A basketball team and a soccer team were practicing at Minnehaha at the time. Both teams managed to escape. Charlie Peterson was actually interviewing for a job at the school -- then ended up being one of three people rescued from the school's roof. "I got under the conference table and the ceiling came down and we got out the windows onto the roof and about 15 minutes later, they got ladders up to us," he said. Residents near the area say they could feel the explosion from their homes. Some say their power flickered briefly afterwards.

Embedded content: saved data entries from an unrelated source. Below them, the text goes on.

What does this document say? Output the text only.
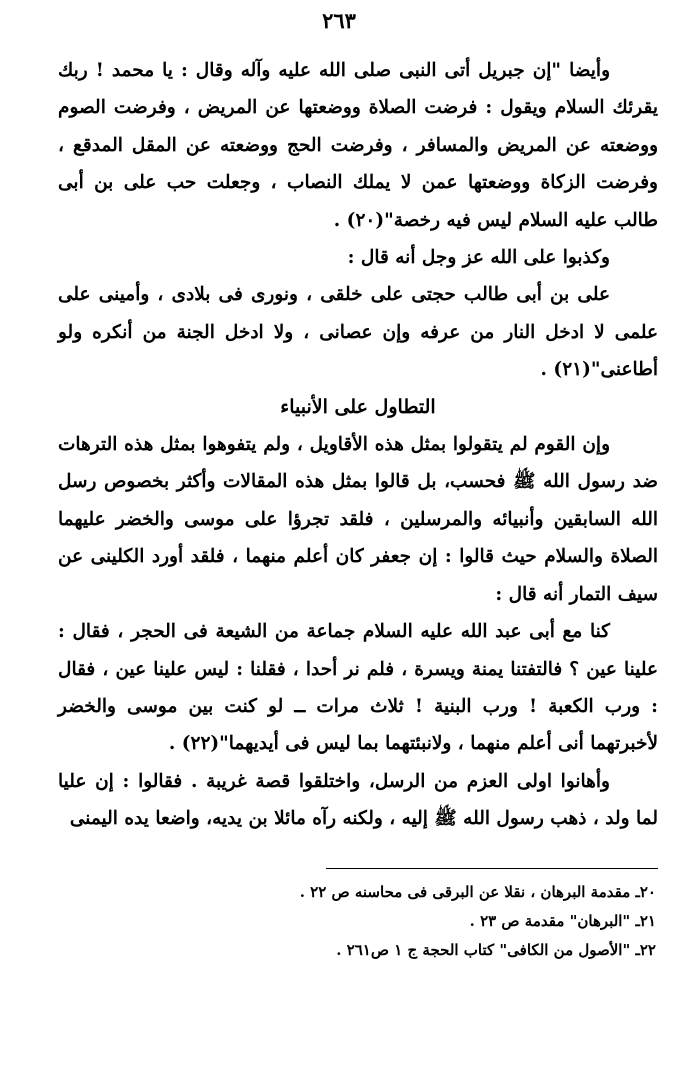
٢٦٣

وأيضا "إن جبريل أتى النبى صلى الله عليه وآله وقال : يا محمد ! ربك يقرئك السلام ويقول : فرضت الصلاة ووضعتها عن المريض ، وفرضت الصوم ووضعته عن المريض والمسافر ، وفرضت الحج ووضعته عن المقل المدقع ، وفرضت الزكاة ووضعتها عمن لا يملك النصاب ، وجعلت حب على بن أبى طالب عليه السلام ليس فيه رخصة"(٢٠) .

وكذبوا على الله عز وجل أنه قال :

على بن أبى طالب حجتى على خلقى ، ونورى فى بلادى ، وأمينى على علمى لا ادخل النار من عرفه وإن عصانى ، ولا ادخل الجنة من أنكره ولو أطاعنى"(٢١) .

التطاول على الأنبياء

وإن القوم لم يتقولوا بمثل هذه الأقاويل ، ولم يتفوهوا بمثل هذه الترهات ضد رسول الله ﷺ فحسب، بل قالوا بمثل هذه المقالات وأكثر بخصوص رسل الله السابقين وأنبيائه والمرسلين ، فلقد تجرؤا على موسى والخضر عليهما الصلاة والسلام حيث قالوا : إن جعفر كان أعلم منهما ، فلقد أورد الكلينى عن سيف التمار أنه قال :

كنا مع أبى عبد الله عليه السلام جماعة من الشيعة فى الحجر ، فقال : علينا عين ؟ فالتفتنا يمنة ويسرة ، فلم نر أحدا ، فقلنا : ليس علينا عين ، فقال : ورب الكعبة ! ورب البنية ! ثلاث مرات ــ لو كنت بين موسى والخضر لأخبرتهما أنى أعلم منهما ، ولانبئتهما بما ليس فى أيديهما"(٢٢) .

وأهانوا اولى العزم من الرسل، واختلقوا قصة غريبة . فقالوا : إن عليا لما ولد ، ذهب رسول الله ﷺ إليه ، ولكنه رآه مائلا بن يديه، واضعا يده اليمنى

٢٠ـ مقدمة البرهان ، نقلا عن البرقى فى محاسنه ص ٢٢ .

٢١ـ "البرهان" مقدمة ص ٢٣ .

٢٢ـ "الأصول من الكافى" كتاب الحجة ج ١ ص٢٦١ .
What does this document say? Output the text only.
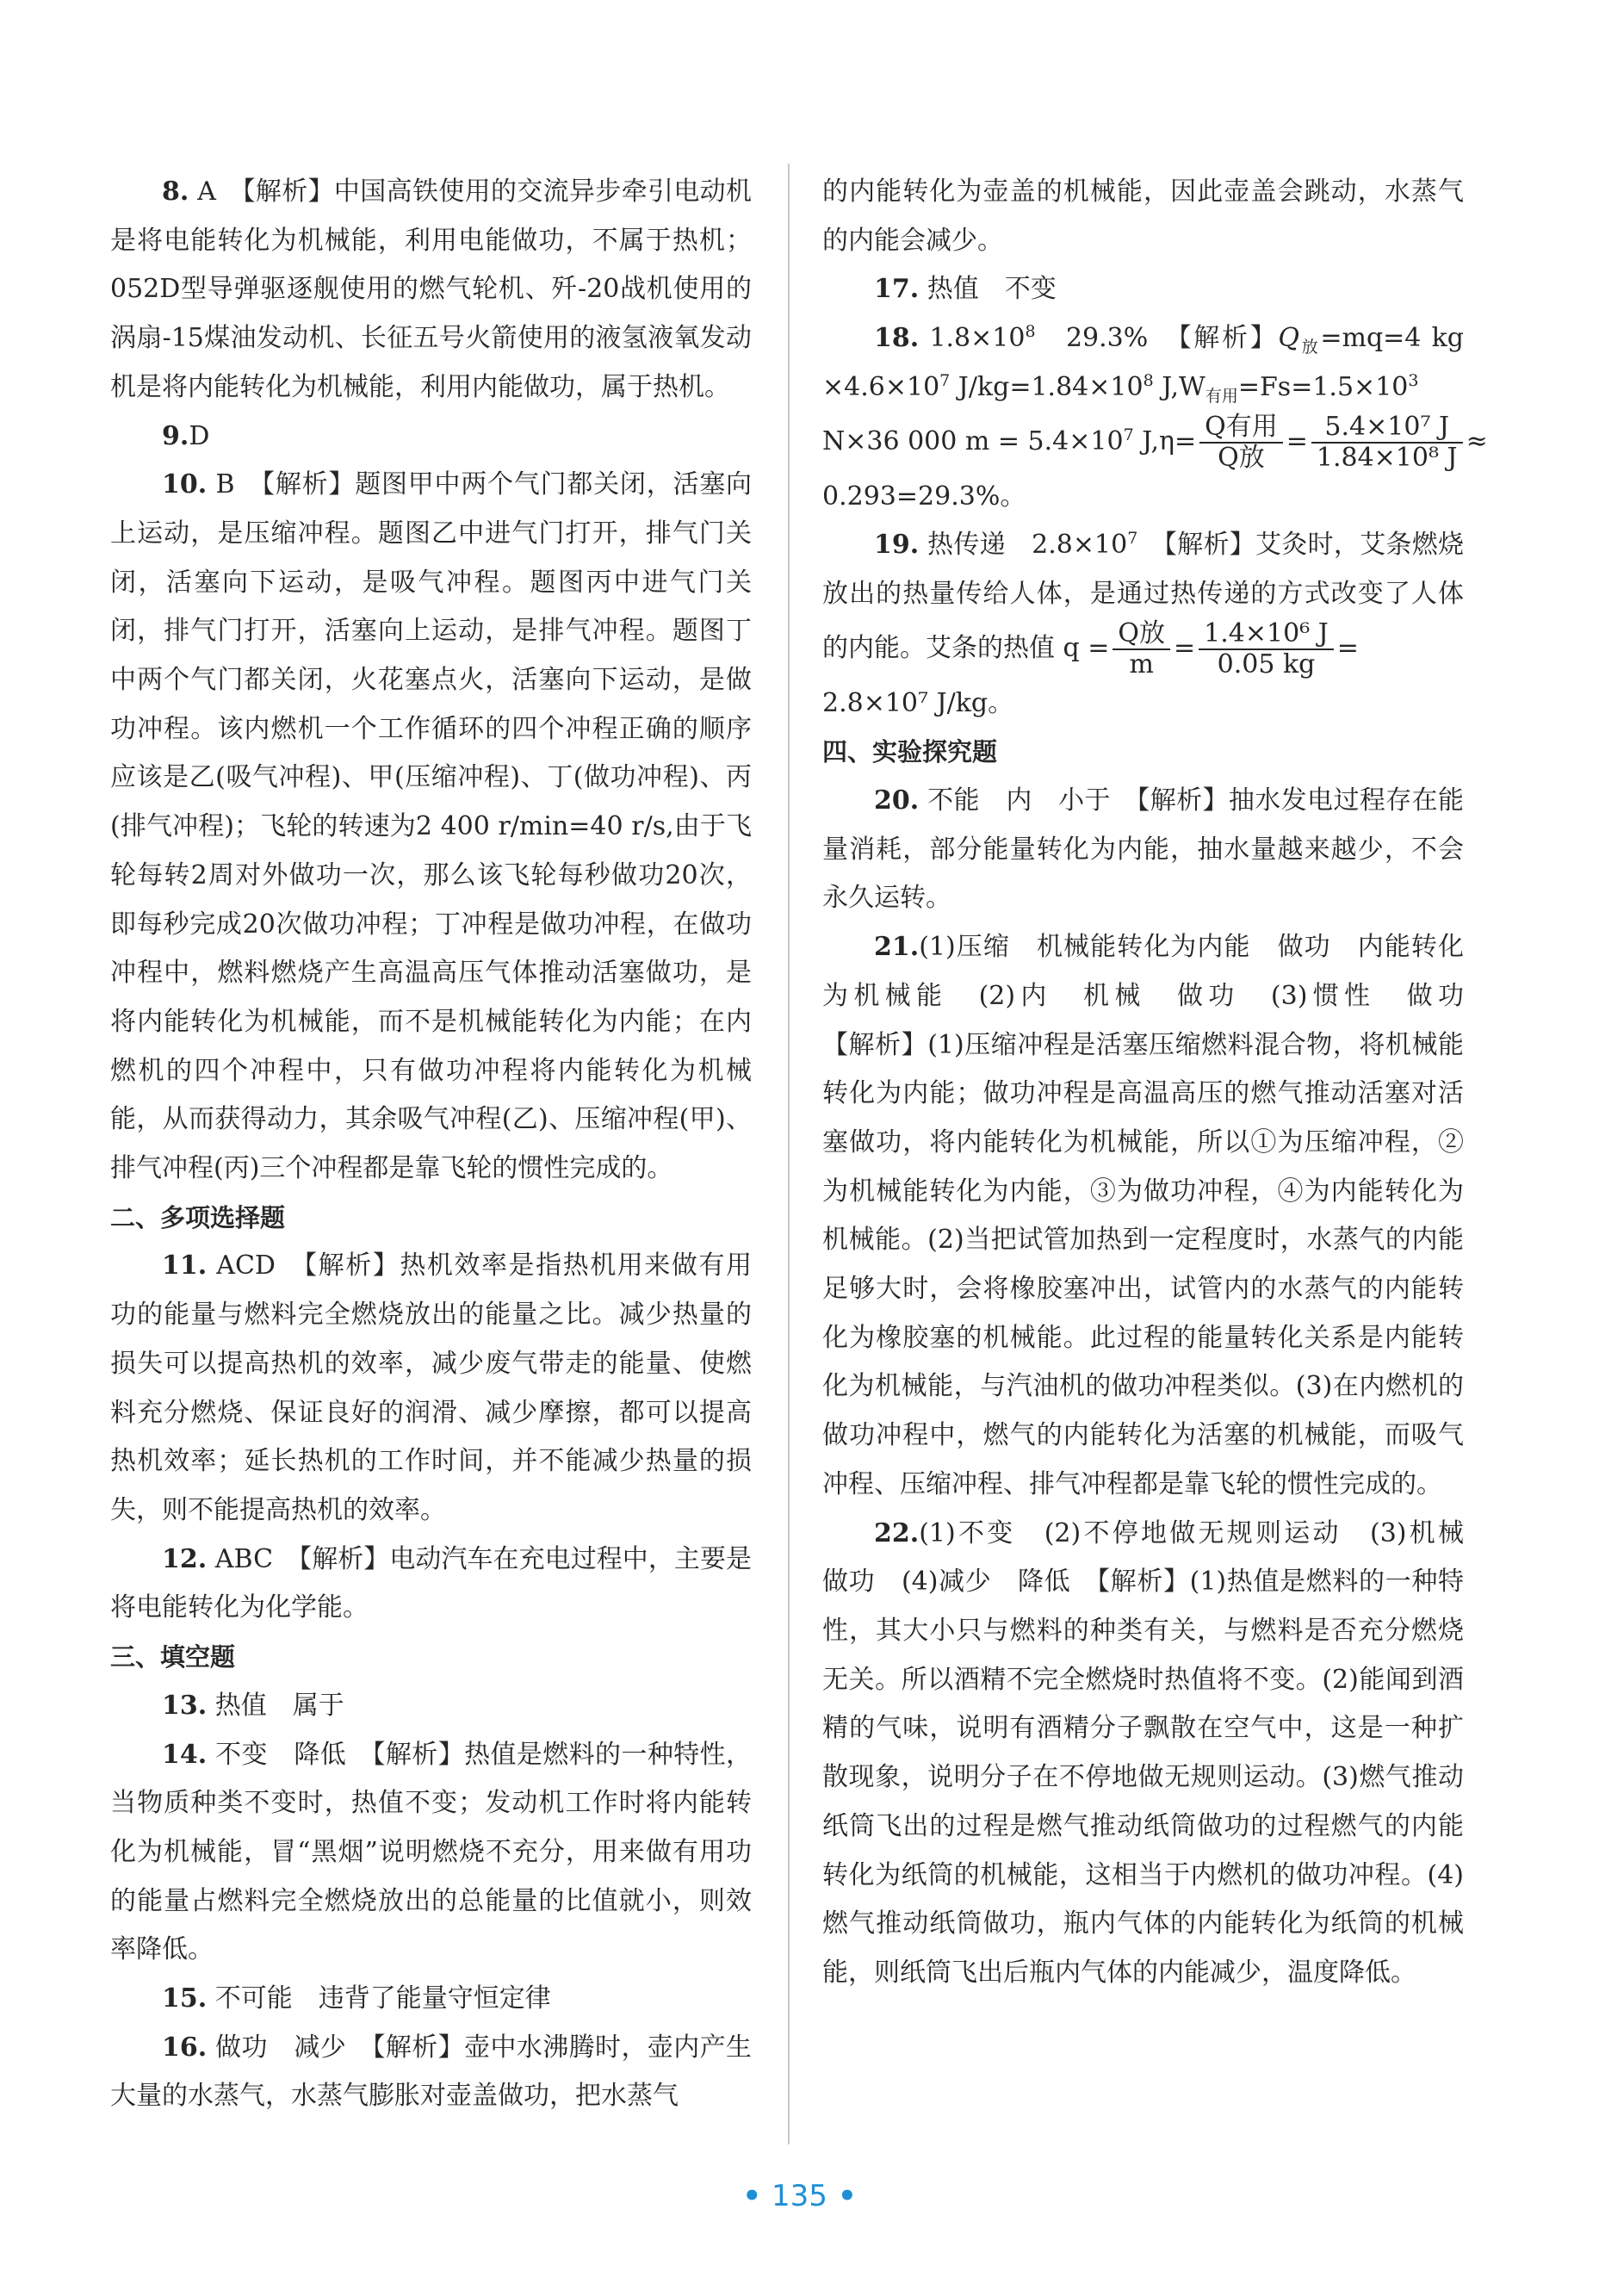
8. A　 【解析】中国高铁使用的交流异步牵引电动机是将电能转化为机械能，利用电能做功，不属于热机；052D型导弹驱逐舰使用的燃气轮机、歼-20战机使用的涡扇-15煤油发动机、长征五号火箭使用的液氢液氧发动机是将内能转化为机械能，利用内能做功，属于热机。

9.D

10. B　 【解析】题图甲中两个气门都关闭，活塞向上运动，是压缩冲程。题图乙中进气门打开，排气门关闭，活塞向下运动，是吸气冲程。题图丙中进气门关闭，排气门打开，活塞向上运动，是排气冲程。题图丁中两个气门都关闭，火花塞点火，活塞向下运动，是做功冲程。该内燃机一个工作循环的四个冲程正确的顺序应该是乙(吸气冲程)、甲(压缩冲程)、丁(做功冲程)、丙(排气冲程)；飞轮的转速为2 400 r/min=40 r/s,由于飞轮每转2周对外做功一次，那么该飞轮每秒做功20次，即每秒完成20次做功冲程；丁冲程是做功冲程，在做功冲程中，燃料燃烧产生高温高压气体推动活塞做功，是将内能转化为机械能，而不是机械能转化为内能；在内燃机的四个冲程中，只有做功冲程将内能转化为机械能，从而获得动力，其余吸气冲程(乙)、压缩冲程(甲)、排气冲程(丙)三个冲程都是靠飞轮的惯性完成的。

二、多项选择题

11. ACD　 【解析】热机效率是指热机用来做有用功的能量与燃料完全燃烧放出的能量之比。减少热量的损失可以提高热机的效率，减少废气带走的能量、使燃料充分燃烧、保证良好的润滑、减少摩擦，都可以提高热机效率；延长热机的工作时间，并不能减少热量的损失，则不能提高热机的效率。

12. ABC　 【解析】电动汽车在充电过程中，主要是将电能转化为化学能。

三、填空题

13. 热值　属于

14. 不变　降低　 【解析】热值是燃料的一种特性，当物质种类不变时，热值不变；发动机工作时将内能转化为机械能，冒“黑烟”说明燃烧不充分，用来做有用功的能量占燃料完全燃烧放出的总能量的比值就小，则效率降低。

15. 不可能　违背了能量守恒定律

16. 做功　减少　 【解析】壶中水沸腾时，壶内产生大量的水蒸气，水蒸气膨胀对壶盖做功，把水蒸气

的内能转化为壶盖的机械能，因此壶盖会跳动，水蒸气的内能会减少。

17. 热值　不变

18. $1.8\times 10^8$　 29.3%　 【解析】$Q_放=mq=4$ kg $\times 4.6\times 10^7$ $J/kg=1.84\times 10^8$ $J,W_{有用}=Fs=1.5\times 10^3$

N×36 000 $m = 5.4\times 10^7$ $J,\eta= \frac{\text{Q有用}}{\text{Q放}} = \frac{\text{5.4×10⁷ J}}{\text{1.84×10⁸ J}}$ ≈

0.293=29.3%。

19. 热传递　$2.8\times 10^7$　 【解析】艾灸时，艾条燃烧放出的热量传给人体，是通过热传递的方式改变了人体的内能。艾条的热值 $q = \frac{\text{Q放}}{m} = \frac{\text{1.4×10⁶ J}}{0.05 kg}$ =

2.8×10⁷ J/kg。

四、实验探究题

20. 不能　内　小于　 【解析】抽水发电过程存在能量消耗，部分能量转化为内能，抽水量越来越少，不会永久运转。

21.(1)压缩　机械能转化为内能　做功　内能转化为机械能　(2)内　机械　做功　(3)惯性　做功　【解析】(1)压缩冲程是活塞压缩燃料混合物，将机械能转化为内能；做功冲程是高温高压的燃气推动活塞对活塞做功，将内能转化为机械能，所以①为压缩冲程，②为机械能转化为内能，③为做功冲程，④为内能转化为机械能。(2)当把试管加热到一定程度时，水蒸气的内能足够大时，会将橡胶塞冲出，试管内的水蒸气的内能转化为橡胶塞的机械能。此过程的能量转化关系是内能转化为机械能，与汽油机的做功冲程类似。(3)在内燃机的做功冲程中，燃气的内能转化为活塞的机械能，而吸气冲程、压缩冲程、排气冲程都是靠飞轮的惯性完成的。

22.(1)不变　(2)不停地做无规则运动　(3)机械　做功　(4)减少　降低　 【解析】(1)热值是燃料的一种特性，其大小只与燃料的种类有关，与燃料是否充分燃烧无关。所以酒精不完全燃烧时热值将不变。(2)能闻到酒精的气味，说明有酒精分子飘散在空气中，这是一种扩散现象，说明分子在不停地做无规则运动。(3)燃气推动纸筒飞出的过程是燃气推动纸筒做功的过程燃气的内能转化为纸筒的机械能，这相当于内燃机的做功冲程。(4)燃气推动纸筒做功，瓶内气体的内能转化为纸筒的机械能，则纸筒飞出后瓶内气体的内能减少，温度降低。

• 135 •
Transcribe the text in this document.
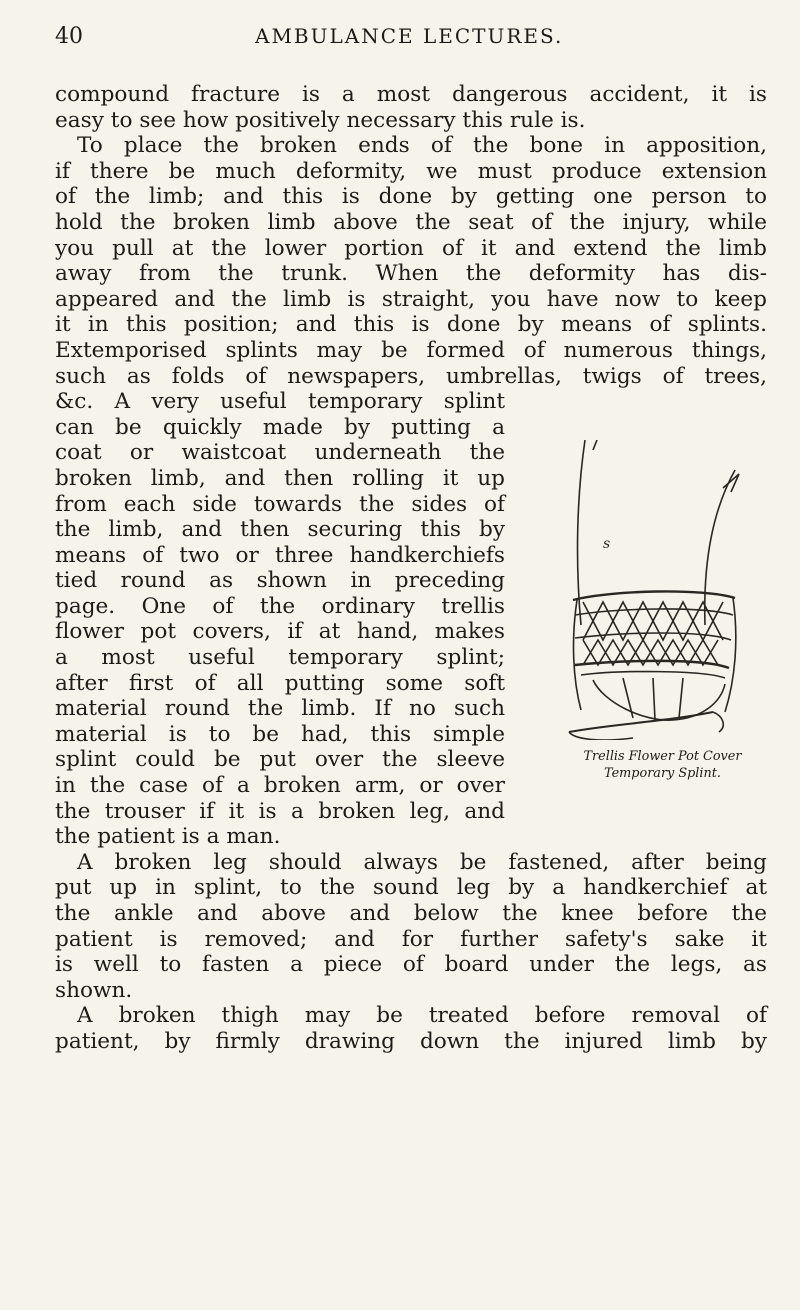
40	AMBULANCE LECTURES.
compound fracture is a most dangerous accident, it is
easy to see how positively necessary this rule is.
To place the broken ends of the bone in apposition,
if there be much deformity, we must produce extension
of the limb; and this is done by getting one person to
hold the broken limb above the seat of the injury, while
you pull at the lower portion of it and extend the limb
away from the trunk. When the deformity has dis-
appeared and the limb is straight, you have now to keep
it in this position; and this is done by means of splints.
Extemporised splints may be formed of numerous things,
such as folds of newspapers, umbrellas, twigs of trees,
&c. A very useful temporary splint
can be quickly made by putting a
coat or waistcoat underneath the
broken limb, and then rolling it up
from each side towards the sides of
the limb, and then securing this by
means of two or three handkerchiefs
tied round as shown in preceding
page. One of the ordinary trellis
flower pot covers, if at hand, makes
a most useful temporary splint;
after first of all putting some soft
material round the limb. If no such
material is to be had, this simple
splint could be put over the sleeve
in the case of a broken arm, or over
the trouser if it is a broken leg, and
the patient is a man.
A broken leg should always be fastened, after being
put up in splint, to the sound leg by a handkerchief at
the ankle and above and below the knee before the
patient is removed; and for further safety's sake it
is well to fasten a piece of board under the legs, as
shown.
A broken thigh may be treated before removal of
patient, by firmly drawing down the injured limb by
s
Trellis Flower Pot Cover
Temporary Splint.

Minnehaha Academy before. 
Minnehaha Academy after. 

"It was just a really loud boom," said one resident. "You felt it in your chest." Dr. James Miner, chief of Emergency Medicine for HCMC, said during a news conference that this is something the hospital trains for and they were well prepared for the aftermath of Wednesday's explosion. He said there was also medical staff at the scene.

A prayer service was held at 7 p.m. at the school's lower and middle school, at 4200 West River Parkway. RELATED: Hundreds pack Minnehaha Academy prayer service

Gov. Mark Dayton issued a statement after being briefed on the incident. “My office is in continuous contact with the City of Minneapolis and the Minnesota Department of Public Safety, as emergency personnel respond to this emergency. The State will provide any and all resources necessary to aid first responders in their efforts to ensure the safety of all those impacted by this morning’s explosion. I thank the many firefighters, paramedics, and law enforcement officers who rushed to the scene this morning, and who are working still to ensure the safety of our children, adults, friends, and neighbors.”

Minnehaha Academy, a private school in Minneapolis, was built in 1912 and welcomed its first students in 1913. The South Campus was purchased and a chapel was erected in 1981. The Upper School currently serves grades 9-12, while the lower and middle school, 4200 West River Parkway, serves students from PreK to 8th grade. The school integrates faith and learning, through Bible study, chapel services and guidance from a Christian faculty and staff. "Today, the school remains dedicated to the Christian ministry set forth by its founders," according to the school's website. "This private, Christian school sponsored by by the Northwest Conference of the Evangelical Covenant church, serves approximately 900 students from the Twin Cities area."